L'homme qui nous apprend le plus de choses sur l'antiquité, Pline, nous dit que Nuncoré, roi d'Égypte, fit élever dans la ville d'Héliopolis l'obélisque qui est à Saint-Pierre. Caligula le fit transporter à Rome; on le plaça dans le cirque de Néron au Vatican. Constantin bâtit sa basilique de Saint-Pierre sur une partie de l'emplacement de ce cirque; mais, jusqu'en 1586, l'obélisque, chose étonnante, resta debout dans le lieu où Caligula l'avait mis, c'est-à-dire à l'endroit où se trouve maintenant la sacristie de Saint-Pierre, bâtie par Pie VI.

En 1586, presque un siècle avant la construction de la colonnade, Sixte-Quint fit placer l'obélisque où il se voit aujourd'hui. Ce transport, qui coûta 200,000 francs, fut exécuté par l'architecte Fontana, au moyen d'un mécanisme admirable, que de nos jours personne ne pourrait inventer, ni peut-être même imiter. À la fin du moyen âge, on a transporté jusqu'à des clochers à une distance de soixante ou quatre-vingts pas du lieu qu'ils occupaient d'abord. L'obélisque du Vatican a soixante-seize pieds de haut et huit pieds dans sa plus grande largeur. La croix qui le surmonte est à cent vingt-six pieds du pavé.

Cet obélisque n'a point d'hiéroglyphes; il n'est pas le plus grand de ceux de Rome, mais quelques personnes le regardent comme le plus curieux, parce que, n'ayant jamais été renversé, il a été conservé dans toute son intégrité.

Aux côtés de l'obélisque, on voit les deux fontaines. Les brillantes pyramides d'écume blanche qui s'élèvent dans les airs retombent dans deux bassins formés chacun d'un seul morceau de granit oriental de cinquante pieds de circonférence. Le jet le plus élevé monte à soixante-quatre pieds.

Bramante, Raphaël, Michel-Ange, les plus grands artistes furent prodigués aux plus grands pontifes pour concevoir et gouverner la construction de ce prodige de la puissance, de la richesse et du génie.
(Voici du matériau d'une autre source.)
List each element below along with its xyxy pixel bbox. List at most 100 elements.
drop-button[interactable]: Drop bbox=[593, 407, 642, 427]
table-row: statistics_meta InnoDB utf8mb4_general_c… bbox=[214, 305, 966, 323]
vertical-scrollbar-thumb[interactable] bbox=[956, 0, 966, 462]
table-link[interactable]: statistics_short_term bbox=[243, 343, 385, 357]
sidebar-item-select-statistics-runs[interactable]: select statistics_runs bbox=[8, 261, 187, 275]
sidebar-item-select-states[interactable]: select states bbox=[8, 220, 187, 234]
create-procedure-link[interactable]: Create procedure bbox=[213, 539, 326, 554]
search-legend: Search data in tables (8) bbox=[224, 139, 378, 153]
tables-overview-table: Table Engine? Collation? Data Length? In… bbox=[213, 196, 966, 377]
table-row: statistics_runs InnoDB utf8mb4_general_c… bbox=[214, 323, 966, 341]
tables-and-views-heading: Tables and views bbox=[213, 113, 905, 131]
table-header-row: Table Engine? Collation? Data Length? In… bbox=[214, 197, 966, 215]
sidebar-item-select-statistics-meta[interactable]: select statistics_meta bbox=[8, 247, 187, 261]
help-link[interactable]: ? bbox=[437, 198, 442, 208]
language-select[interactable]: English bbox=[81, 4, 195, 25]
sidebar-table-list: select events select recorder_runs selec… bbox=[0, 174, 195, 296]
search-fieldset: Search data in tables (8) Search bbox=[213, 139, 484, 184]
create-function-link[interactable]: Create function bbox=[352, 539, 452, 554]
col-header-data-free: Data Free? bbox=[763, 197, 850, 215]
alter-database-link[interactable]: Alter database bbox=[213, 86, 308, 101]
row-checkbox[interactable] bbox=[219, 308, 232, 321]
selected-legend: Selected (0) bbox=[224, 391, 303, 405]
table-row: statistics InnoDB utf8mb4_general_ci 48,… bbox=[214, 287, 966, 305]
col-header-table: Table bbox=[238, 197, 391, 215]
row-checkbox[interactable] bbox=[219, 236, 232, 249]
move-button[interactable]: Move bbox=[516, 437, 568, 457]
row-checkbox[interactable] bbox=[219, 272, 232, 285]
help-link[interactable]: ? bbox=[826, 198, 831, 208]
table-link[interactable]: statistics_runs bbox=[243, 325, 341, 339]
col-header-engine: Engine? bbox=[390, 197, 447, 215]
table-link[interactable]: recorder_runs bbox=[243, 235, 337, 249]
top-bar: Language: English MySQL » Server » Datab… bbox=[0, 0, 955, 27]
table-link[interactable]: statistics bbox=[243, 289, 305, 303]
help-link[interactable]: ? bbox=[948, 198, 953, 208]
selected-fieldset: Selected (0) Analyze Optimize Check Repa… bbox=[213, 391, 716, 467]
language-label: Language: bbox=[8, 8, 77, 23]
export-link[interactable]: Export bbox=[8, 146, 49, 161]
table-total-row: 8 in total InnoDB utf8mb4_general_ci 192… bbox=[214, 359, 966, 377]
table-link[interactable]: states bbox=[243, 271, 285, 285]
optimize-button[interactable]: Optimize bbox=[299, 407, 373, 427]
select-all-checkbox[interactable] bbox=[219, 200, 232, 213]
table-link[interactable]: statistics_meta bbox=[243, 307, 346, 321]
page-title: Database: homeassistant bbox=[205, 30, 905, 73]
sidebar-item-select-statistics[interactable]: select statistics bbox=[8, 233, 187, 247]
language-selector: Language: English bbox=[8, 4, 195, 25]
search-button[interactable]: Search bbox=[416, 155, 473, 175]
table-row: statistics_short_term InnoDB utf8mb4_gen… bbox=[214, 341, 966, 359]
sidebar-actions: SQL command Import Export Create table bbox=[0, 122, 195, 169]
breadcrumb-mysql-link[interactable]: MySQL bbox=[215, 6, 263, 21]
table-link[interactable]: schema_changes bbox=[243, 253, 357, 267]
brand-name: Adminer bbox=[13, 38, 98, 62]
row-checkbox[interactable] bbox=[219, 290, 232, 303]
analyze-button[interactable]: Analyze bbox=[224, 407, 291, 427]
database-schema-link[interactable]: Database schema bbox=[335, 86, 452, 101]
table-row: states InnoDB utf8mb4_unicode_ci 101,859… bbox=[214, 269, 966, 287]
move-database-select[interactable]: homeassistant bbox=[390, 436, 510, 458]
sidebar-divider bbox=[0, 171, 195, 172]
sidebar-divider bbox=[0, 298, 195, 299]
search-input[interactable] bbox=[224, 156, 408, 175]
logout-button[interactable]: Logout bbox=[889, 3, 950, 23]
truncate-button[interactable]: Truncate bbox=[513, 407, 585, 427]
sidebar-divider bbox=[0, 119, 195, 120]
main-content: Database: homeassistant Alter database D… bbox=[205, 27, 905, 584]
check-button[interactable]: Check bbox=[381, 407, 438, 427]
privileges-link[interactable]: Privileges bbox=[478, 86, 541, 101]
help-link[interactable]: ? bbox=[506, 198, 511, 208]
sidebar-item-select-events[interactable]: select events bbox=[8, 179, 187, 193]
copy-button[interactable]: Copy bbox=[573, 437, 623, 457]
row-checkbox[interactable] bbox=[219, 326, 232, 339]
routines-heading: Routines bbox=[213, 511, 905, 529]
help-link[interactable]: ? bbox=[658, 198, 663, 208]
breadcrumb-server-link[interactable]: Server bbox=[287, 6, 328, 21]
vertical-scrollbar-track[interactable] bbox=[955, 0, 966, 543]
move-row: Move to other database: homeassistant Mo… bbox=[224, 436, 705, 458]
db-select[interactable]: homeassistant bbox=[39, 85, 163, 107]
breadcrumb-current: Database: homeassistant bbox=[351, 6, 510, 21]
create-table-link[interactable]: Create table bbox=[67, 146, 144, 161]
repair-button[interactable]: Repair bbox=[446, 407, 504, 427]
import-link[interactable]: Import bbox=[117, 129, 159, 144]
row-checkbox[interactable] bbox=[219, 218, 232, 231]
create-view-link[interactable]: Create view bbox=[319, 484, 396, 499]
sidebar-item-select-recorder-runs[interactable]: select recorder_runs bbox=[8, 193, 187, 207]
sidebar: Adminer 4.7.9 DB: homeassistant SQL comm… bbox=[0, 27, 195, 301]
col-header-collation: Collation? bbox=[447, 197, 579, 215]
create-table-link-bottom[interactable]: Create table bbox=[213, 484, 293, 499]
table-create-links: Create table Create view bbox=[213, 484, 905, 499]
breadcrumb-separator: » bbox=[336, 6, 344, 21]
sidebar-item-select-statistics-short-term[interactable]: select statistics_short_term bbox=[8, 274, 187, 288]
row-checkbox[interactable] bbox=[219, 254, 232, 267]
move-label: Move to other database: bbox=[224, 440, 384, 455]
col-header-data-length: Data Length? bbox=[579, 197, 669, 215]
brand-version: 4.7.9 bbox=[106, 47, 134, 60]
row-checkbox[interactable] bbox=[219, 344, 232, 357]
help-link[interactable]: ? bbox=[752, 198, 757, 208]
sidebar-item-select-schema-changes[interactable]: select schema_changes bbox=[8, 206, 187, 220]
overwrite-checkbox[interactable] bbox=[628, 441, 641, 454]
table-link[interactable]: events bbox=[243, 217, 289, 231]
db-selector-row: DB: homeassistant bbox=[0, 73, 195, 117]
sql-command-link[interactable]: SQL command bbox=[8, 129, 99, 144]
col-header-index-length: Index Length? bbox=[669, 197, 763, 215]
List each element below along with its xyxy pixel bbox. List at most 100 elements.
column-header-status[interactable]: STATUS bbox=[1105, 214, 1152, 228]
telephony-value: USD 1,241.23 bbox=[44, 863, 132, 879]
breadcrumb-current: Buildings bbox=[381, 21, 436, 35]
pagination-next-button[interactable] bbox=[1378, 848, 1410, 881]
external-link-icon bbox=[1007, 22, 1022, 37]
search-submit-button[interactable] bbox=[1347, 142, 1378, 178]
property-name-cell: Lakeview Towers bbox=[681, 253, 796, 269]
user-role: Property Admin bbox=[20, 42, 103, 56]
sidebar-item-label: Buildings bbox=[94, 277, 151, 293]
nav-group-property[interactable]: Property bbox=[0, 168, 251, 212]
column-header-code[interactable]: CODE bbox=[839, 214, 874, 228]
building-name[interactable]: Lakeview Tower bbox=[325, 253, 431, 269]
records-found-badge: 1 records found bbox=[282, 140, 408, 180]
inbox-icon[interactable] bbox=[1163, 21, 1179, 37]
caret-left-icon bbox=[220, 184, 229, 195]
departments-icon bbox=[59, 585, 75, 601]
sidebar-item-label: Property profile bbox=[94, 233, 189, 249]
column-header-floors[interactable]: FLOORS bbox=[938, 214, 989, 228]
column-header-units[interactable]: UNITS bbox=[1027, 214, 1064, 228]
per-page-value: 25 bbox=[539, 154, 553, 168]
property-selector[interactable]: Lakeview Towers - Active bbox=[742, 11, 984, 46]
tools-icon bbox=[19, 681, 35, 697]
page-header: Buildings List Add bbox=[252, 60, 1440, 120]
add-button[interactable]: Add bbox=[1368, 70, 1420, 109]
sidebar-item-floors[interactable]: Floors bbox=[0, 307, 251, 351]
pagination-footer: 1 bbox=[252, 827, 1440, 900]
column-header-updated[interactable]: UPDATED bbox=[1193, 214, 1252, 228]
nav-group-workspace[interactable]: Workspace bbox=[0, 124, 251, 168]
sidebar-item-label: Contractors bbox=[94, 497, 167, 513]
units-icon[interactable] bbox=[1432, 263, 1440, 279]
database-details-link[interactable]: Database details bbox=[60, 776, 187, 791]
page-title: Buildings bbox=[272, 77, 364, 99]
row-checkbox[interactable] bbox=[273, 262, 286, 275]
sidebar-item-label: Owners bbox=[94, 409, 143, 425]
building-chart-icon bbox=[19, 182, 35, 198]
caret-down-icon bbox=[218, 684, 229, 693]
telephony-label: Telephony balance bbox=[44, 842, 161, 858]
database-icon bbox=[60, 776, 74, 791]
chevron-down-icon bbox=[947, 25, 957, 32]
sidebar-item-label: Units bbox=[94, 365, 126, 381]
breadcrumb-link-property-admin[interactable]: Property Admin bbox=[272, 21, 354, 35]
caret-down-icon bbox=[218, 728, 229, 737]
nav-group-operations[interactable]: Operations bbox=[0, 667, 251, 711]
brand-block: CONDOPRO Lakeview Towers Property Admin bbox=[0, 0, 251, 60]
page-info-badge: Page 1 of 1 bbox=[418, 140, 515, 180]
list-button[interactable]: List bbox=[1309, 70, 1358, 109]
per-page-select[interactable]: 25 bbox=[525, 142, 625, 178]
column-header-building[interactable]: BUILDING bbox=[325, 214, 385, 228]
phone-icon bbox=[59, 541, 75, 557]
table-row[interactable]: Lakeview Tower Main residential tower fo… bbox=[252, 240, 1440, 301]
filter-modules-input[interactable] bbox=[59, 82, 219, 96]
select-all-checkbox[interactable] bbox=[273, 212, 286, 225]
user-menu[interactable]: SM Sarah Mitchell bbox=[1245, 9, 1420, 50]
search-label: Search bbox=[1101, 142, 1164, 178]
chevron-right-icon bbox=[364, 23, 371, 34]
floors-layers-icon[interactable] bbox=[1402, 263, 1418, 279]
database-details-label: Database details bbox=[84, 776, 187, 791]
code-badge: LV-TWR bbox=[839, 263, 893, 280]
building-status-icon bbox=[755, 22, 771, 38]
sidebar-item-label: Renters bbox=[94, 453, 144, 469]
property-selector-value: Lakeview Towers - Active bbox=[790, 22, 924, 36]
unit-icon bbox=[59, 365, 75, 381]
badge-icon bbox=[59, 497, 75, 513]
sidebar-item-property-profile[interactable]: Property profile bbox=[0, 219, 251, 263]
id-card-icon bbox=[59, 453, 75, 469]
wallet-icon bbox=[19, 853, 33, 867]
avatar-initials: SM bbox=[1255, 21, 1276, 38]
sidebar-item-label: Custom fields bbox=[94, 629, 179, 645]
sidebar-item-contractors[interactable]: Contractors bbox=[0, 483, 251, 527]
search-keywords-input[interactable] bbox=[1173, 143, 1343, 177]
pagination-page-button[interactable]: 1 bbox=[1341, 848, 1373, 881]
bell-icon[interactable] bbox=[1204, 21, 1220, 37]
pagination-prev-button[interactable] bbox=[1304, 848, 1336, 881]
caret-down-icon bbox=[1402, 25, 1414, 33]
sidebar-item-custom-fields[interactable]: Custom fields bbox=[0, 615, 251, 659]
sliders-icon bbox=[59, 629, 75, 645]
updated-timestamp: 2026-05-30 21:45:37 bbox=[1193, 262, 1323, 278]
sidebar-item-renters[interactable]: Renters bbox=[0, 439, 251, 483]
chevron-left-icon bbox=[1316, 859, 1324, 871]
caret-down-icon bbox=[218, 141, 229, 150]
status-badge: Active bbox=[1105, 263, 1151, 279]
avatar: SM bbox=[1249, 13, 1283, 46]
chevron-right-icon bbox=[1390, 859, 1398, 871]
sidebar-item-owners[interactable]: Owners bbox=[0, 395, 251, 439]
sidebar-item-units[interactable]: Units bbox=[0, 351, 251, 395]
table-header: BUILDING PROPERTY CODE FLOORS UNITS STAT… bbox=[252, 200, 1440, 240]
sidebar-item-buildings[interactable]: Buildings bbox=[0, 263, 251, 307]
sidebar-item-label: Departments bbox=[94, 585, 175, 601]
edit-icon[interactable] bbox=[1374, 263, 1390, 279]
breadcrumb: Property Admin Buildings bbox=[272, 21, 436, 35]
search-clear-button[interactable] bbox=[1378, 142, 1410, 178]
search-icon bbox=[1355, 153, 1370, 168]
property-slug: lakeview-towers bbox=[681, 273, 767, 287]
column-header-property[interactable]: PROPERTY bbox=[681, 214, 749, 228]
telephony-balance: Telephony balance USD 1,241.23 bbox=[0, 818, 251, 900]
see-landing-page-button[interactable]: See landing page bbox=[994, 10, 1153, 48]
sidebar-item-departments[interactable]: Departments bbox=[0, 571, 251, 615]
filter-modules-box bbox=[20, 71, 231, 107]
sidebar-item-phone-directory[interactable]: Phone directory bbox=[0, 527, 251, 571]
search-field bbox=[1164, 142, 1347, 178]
Le christianisme tout entier se concentre dans son chef-d'œuvre. La façade trop théâtrale y manque seule. Elle est formée d'un portique dont les colonnes ont quatre-vingt-sept pieds de tronc, sans les chapiteaux et les corniches. Quand une des cinq portes de ce portique s'ouvre, l'édifice apparaît tout entier.

XIV
VUE GÉNÉRALE DE L'INTÉRIEUR DE SAINT-PIERRE.

«On pousse avec peine une grosse portière de cuir, et nous voici dans Saint-Pierre. On ne peut qu'adorer la religion qui produit de telles choses. Rien au monde ne peut être comparé à l'intérieur de Saint-Pierre. Après un an de séjour à Rome, j'y allais encore passer des heures entières avec plaisir. Presque tous les voyageurs éprouvent cette sensation. On s'ennuie quelquefois à Rome le second mois de séjour, mais jamais le sixième; et, si on y reste le douzième, on est saisi de l'idée de s'y fixer.

«Quand vous serez assez malheureux pour désirer connaître les dimensions de Saint-Pierre, je vous dirai que la longueur de cette basilique est de cinq cent soixante-quinze pieds; elle a cinq cent dix-sept pieds de large à la croisée. La nef du milieu a quatre-vingt-deux pieds de largeur et cent quarante-deux de hauteur. Elle est ornée de grosses statues de saints de treize pieds de proportion. On peut dire qu'ils donnent l'idée de la magnificence à qui ne les examine pas en détail. Cet effet est dû au grandiose de l'architecture, et aux soins infinis que l'on se donne pour que tout, dans Saint-Pierre, rappelle au voyageur qu'il est dans le palais d'un Dieu.»